Abstract

My first association with August Wilson came in the spring of 1987 when I was cast in the Studio Theater's production of Ma Rainey's Black Bottom in Washington, DC. This was the second professional production of the play, and so August Wilson came in from Minneapolis to see the production. It was a hit and ran for over twelve weeks, well into the swelteringly hot and humid DC summer. I played Ma's stuttering nephew, Sylvester.
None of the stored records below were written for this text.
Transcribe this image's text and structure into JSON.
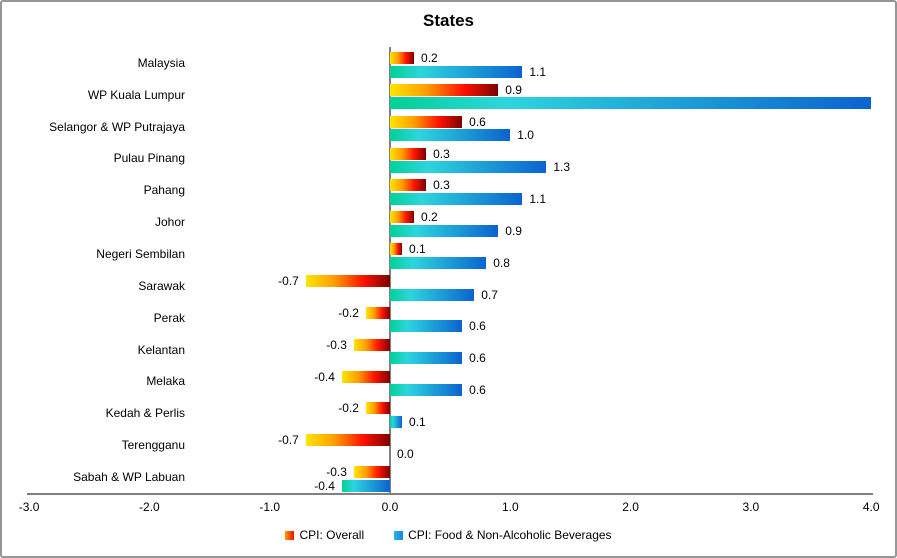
{
  "title": "States",
  "chart_data": {
    "type": "bar",
    "orientation": "horizontal",
    "title": "States",
    "xlabel": "",
    "ylabel": "",
    "xlim": [
      -3.0,
      4.0
    ],
    "grid": false,
    "legend_position": "bottom",
    "categories": [
      "Malaysia",
      "WP Kuala Lumpur",
      "Selangor & WP Putrajaya",
      "Pulau Pinang",
      "Pahang",
      "Johor",
      "Negeri Sembilan",
      "Sarawak",
      "Perak",
      "Kelantan",
      "Melaka",
      "Kedah & Perlis",
      "Terengganu",
      "Sabah & WP Labuan"
    ],
    "series": [
      {
        "name": "CPI: Overall",
        "values": [
          0.2,
          0.9,
          0.6,
          0.3,
          0.3,
          0.2,
          0.1,
          -0.7,
          -0.2,
          -0.3,
          -0.4,
          -0.2,
          -0.7,
          -0.3
        ],
        "data_labels": [
          "0.2",
          "0.9",
          "0.6",
          "0.3",
          "0.3",
          "0.2",
          "0.1",
          "-0.7",
          "-0.2",
          "-0.3",
          "-0.4",
          "-0.2",
          "-0.7",
          "-0.3"
        ],
        "gradient_colors": [
          "#ffe400",
          "#ffa000",
          "#ff1200",
          "#7c0300"
        ]
      },
      {
        "name": "CPI: Food & Non-Alcoholic Beverages",
        "values": [
          1.1,
          4.0,
          1.0,
          1.3,
          1.1,
          0.9,
          0.8,
          0.7,
          0.6,
          0.6,
          0.6,
          0.1,
          0.0,
          -0.4
        ],
        "data_labels": [
          "1.1",
          "",
          "1.0",
          "1.3",
          "1.1",
          "0.9",
          "0.8",
          "0.7",
          "0.6",
          "0.6",
          "0.6",
          "0.1",
          "0.0",
          "-0.4"
        ],
        "gradient_colors": [
          "#00d294",
          "#2dd5de",
          "#0b63cf"
        ]
      }
    ],
    "x_ticks": [
      {
        "value": -3,
        "label": "-3.0"
      },
      {
        "value": -2,
        "label": "-2.0"
      },
      {
        "value": -1,
        "label": "-1.0"
      },
      {
        "value": 0,
        "label": "0.0"
      },
      {
        "value": 1,
        "label": "1.0"
      },
      {
        "value": 2,
        "label": "2.0"
      },
      {
        "value": 3,
        "label": "3.0"
      },
      {
        "value": 4,
        "label": "4.0"
      }
    ]
  },
  "colors": {
    "axis": "#808080",
    "border": "#969696",
    "text": "#000000",
    "background": "#ffffff"
  }
}
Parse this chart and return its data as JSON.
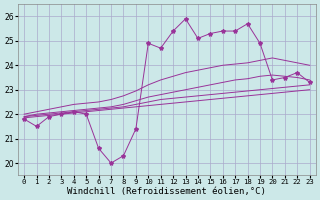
{
  "xlabel": "Windchill (Refroidissement éolien,°C)",
  "background_color": "#cce8e8",
  "grid_color": "#aaaacc",
  "line_color": "#993399",
  "x_hours": [
    0,
    1,
    2,
    3,
    4,
    5,
    6,
    7,
    8,
    9,
    10,
    11,
    12,
    13,
    14,
    15,
    16,
    17,
    18,
    19,
    20,
    21,
    22,
    23
  ],
  "series": {
    "main": [
      21.8,
      21.5,
      21.9,
      22.0,
      22.1,
      22.0,
      20.6,
      20.0,
      20.3,
      21.4,
      24.9,
      24.7,
      25.4,
      25.9,
      25.1,
      25.3,
      25.4,
      25.4,
      25.7,
      24.9,
      23.4,
      23.5,
      23.7,
      23.3
    ],
    "line1": [
      21.85,
      21.9,
      21.95,
      22.0,
      22.05,
      22.1,
      22.15,
      22.2,
      22.25,
      22.3,
      22.35,
      22.4,
      22.45,
      22.5,
      22.55,
      22.6,
      22.65,
      22.7,
      22.75,
      22.8,
      22.85,
      22.9,
      22.95,
      23.0
    ],
    "line2": [
      21.9,
      21.95,
      22.0,
      22.05,
      22.1,
      22.15,
      22.2,
      22.25,
      22.3,
      22.4,
      22.5,
      22.6,
      22.65,
      22.7,
      22.75,
      22.8,
      22.85,
      22.9,
      22.95,
      23.0,
      23.05,
      23.1,
      23.15,
      23.2
    ],
    "line3": [
      21.9,
      22.0,
      22.05,
      22.1,
      22.15,
      22.2,
      22.25,
      22.3,
      22.4,
      22.55,
      22.7,
      22.8,
      22.9,
      23.0,
      23.1,
      23.2,
      23.3,
      23.4,
      23.45,
      23.55,
      23.6,
      23.55,
      23.5,
      23.4
    ],
    "line4": [
      22.0,
      22.1,
      22.2,
      22.3,
      22.4,
      22.45,
      22.5,
      22.6,
      22.75,
      22.95,
      23.2,
      23.4,
      23.55,
      23.7,
      23.8,
      23.9,
      24.0,
      24.05,
      24.1,
      24.2,
      24.3,
      24.2,
      24.1,
      24.0
    ]
  },
  "ylim": [
    19.5,
    26.5
  ],
  "yticks": [
    20,
    21,
    22,
    23,
    24,
    25,
    26
  ],
  "xlim": [
    -0.5,
    23.5
  ],
  "xtick_fontsize": 5.2,
  "ytick_fontsize": 5.5,
  "xlabel_fontsize": 6.5
}
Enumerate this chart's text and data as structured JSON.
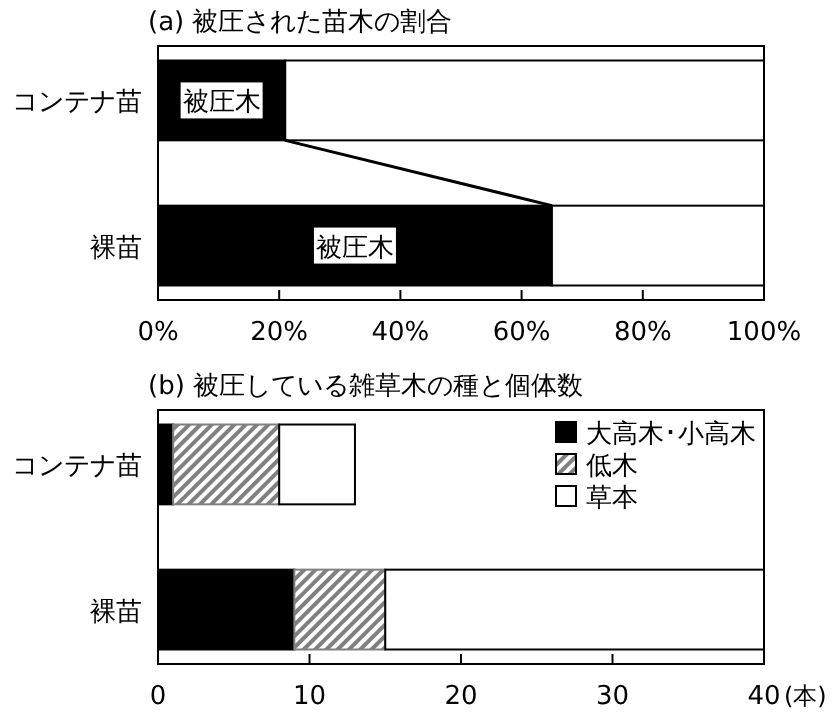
{
  "chart_data": [
    {
      "type": "bar",
      "title": "(a) 被圧された苗木の割合",
      "orientation": "horizontal",
      "stacked": true,
      "categories": [
        "コンテナ苗",
        "裸苗"
      ],
      "series": [
        {
          "name": "被圧木",
          "color": "#000000",
          "values": [
            21,
            65
          ]
        },
        {
          "color": "#ffffff",
          "values": [
            79,
            35
          ]
        }
      ],
      "xlim": [
        0,
        100
      ],
      "xticks": [
        {
          "value": 0,
          "label": "0%"
        },
        {
          "value": 20,
          "label": "20%"
        },
        {
          "value": 40,
          "label": "40%"
        },
        {
          "value": 60,
          "label": "60%"
        },
        {
          "value": 80,
          "label": "80%"
        },
        {
          "value": 100,
          "label": "100%"
        }
      ],
      "legend": false
    },
    {
      "type": "bar",
      "title": "(b) 被圧している雑草木の種と個体数",
      "orientation": "horizontal",
      "stacked": true,
      "categories": [
        "コンテナ苗",
        "裸苗"
      ],
      "xlabel": "(本)",
      "series": [
        {
          "name": "大高木･小高木",
          "color": "#000000",
          "values": [
            1,
            9
          ]
        },
        {
          "name": "低木",
          "color": "#808080",
          "values": [
            7,
            6
          ]
        },
        {
          "name": "草本",
          "color": "#ffffff",
          "values": [
            5,
            25
          ]
        }
      ],
      "xlim": [
        0,
        40
      ],
      "xticks": [
        0,
        10,
        20,
        30,
        40
      ],
      "legend": "top right"
    }
  ]
}
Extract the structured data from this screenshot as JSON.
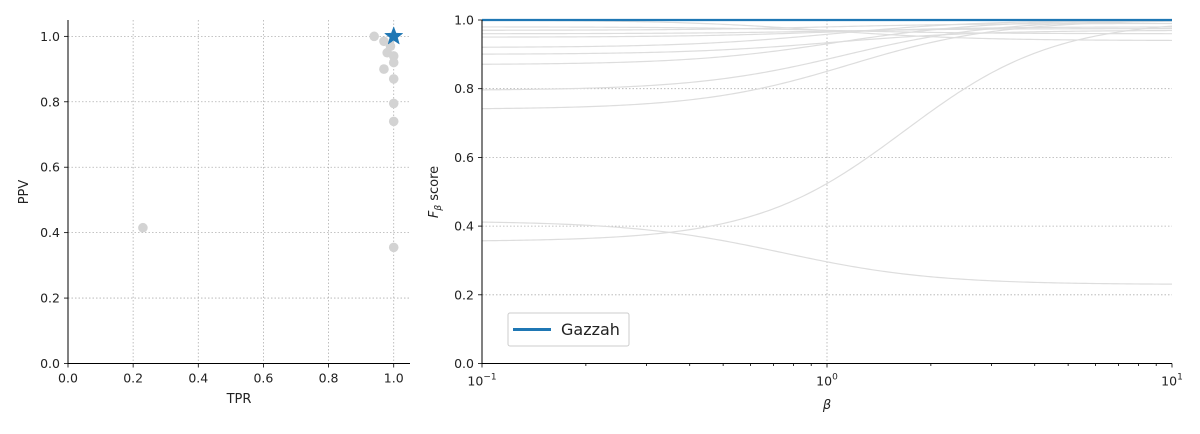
{
  "chart_data": [
    {
      "type": "scatter",
      "xlabel": "TPR",
      "ylabel": "PPV",
      "xlim": [
        0.0,
        1.05
      ],
      "ylim": [
        0.0,
        1.05
      ],
      "xticks": [
        "0.0",
        "0.2",
        "0.4",
        "0.6",
        "0.8",
        "1.0"
      ],
      "yticks": [
        "0.0",
        "0.2",
        "0.4",
        "0.6",
        "0.8",
        "1.0"
      ],
      "grid": true,
      "colors": {
        "others": "#d3d3d3",
        "highlight": "#1f77b4"
      },
      "points": [
        {
          "x": 0.23,
          "y": 0.415
        },
        {
          "x": 0.94,
          "y": 1.0
        },
        {
          "x": 0.97,
          "y": 0.985
        },
        {
          "x": 0.98,
          "y": 0.95
        },
        {
          "x": 0.99,
          "y": 0.97
        },
        {
          "x": 1.0,
          "y": 0.94
        },
        {
          "x": 1.0,
          "y": 0.92
        },
        {
          "x": 0.97,
          "y": 0.9
        },
        {
          "x": 1.0,
          "y": 0.87
        },
        {
          "x": 1.0,
          "y": 0.795
        },
        {
          "x": 1.0,
          "y": 0.74
        },
        {
          "x": 1.0,
          "y": 0.355
        }
      ],
      "highlight": {
        "name": "Gazzah",
        "x": 1.0,
        "y": 1.0,
        "marker": "star"
      }
    },
    {
      "type": "line",
      "xlabel": "β",
      "ylabel_main": "F",
      "ylabel_sub": "β",
      "ylabel_suffix": " score",
      "xscale": "log",
      "xlim": [
        0.1,
        10
      ],
      "ylim": [
        0.0,
        1.0
      ],
      "xticks": [
        {
          "value": 0.1,
          "base": "10",
          "exp": "−1"
        },
        {
          "value": 1,
          "base": "10",
          "exp": "0"
        },
        {
          "value": 10,
          "base": "10",
          "exp": "1"
        }
      ],
      "yticks": [
        "0.0",
        "0.2",
        "0.4",
        "0.6",
        "0.8",
        "1.0"
      ],
      "grid": true,
      "legend_position": "lower-left",
      "legend": [
        "Gazzah"
      ],
      "colors": {
        "others": "#dddddd",
        "highlight": "#1f77b4"
      },
      "highlight": {
        "name": "Gazzah",
        "tpr": 1.0,
        "ppv": 1.0
      },
      "others": [
        {
          "tpr": 0.23,
          "ppv": 0.415
        },
        {
          "tpr": 1.0,
          "ppv": 0.355
        },
        {
          "tpr": 1.0,
          "ppv": 0.74
        },
        {
          "tpr": 1.0,
          "ppv": 0.795
        },
        {
          "tpr": 1.0,
          "ppv": 0.87
        },
        {
          "tpr": 1.0,
          "ppv": 0.92
        },
        {
          "tpr": 0.94,
          "ppv": 1.0
        },
        {
          "tpr": 0.96,
          "ppv": 0.98
        },
        {
          "tpr": 0.98,
          "ppv": 0.95
        },
        {
          "tpr": 0.99,
          "ppv": 0.97
        },
        {
          "tpr": 0.97,
          "ppv": 0.9
        },
        {
          "tpr": 0.975,
          "ppv": 0.96
        }
      ]
    }
  ]
}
Sylvester's — and my — shining moment occurs well into the second act, when, after unsuccessfully stuttering through two previous attempts to record the intro to the title song, "Ma Rainey's Black Bottom," with Ma's coaxing he/I steps trembling up to the mike and produces a stammer-free rendition.[…] Sylvester marks Wilson's first venture into a form of character that becomes a repeated trope in his dramaturgy, one he develops through Gabriel in Fences, Hambone in Two Trains Running, Hedley in Seven Guitars, and Stool Pigeon in King Hedley II: figures who appear mentally or physically handicapped. Paradoxically, in Wilson's works those characters who appear mentally impaired, besieged by madness, unable to grasp the reality of the world around them, represent a connection to a powerful, transgressive spirituality, to a lost African consciousness, and to a legacy of black social activism. By "madness" here I mean a condition within these figures that operates on both symbolic and literal planes. Their madness has both individual and cultural significance; it both constrains and empowers these characters. Unlike the others, Sylvester does not suffer from madness; his sense of consciousness or activism is rather nascent. Nonetheless, his act of delivering the song intro without stuttering is a moment of personal and collective transcendence that benefits the gathered community. As such, it serves as precursor to the redemptive acts and transgressive rituals performed by these other figures in Wilson's subsequent dramas, rituals that will be the focus of this paper.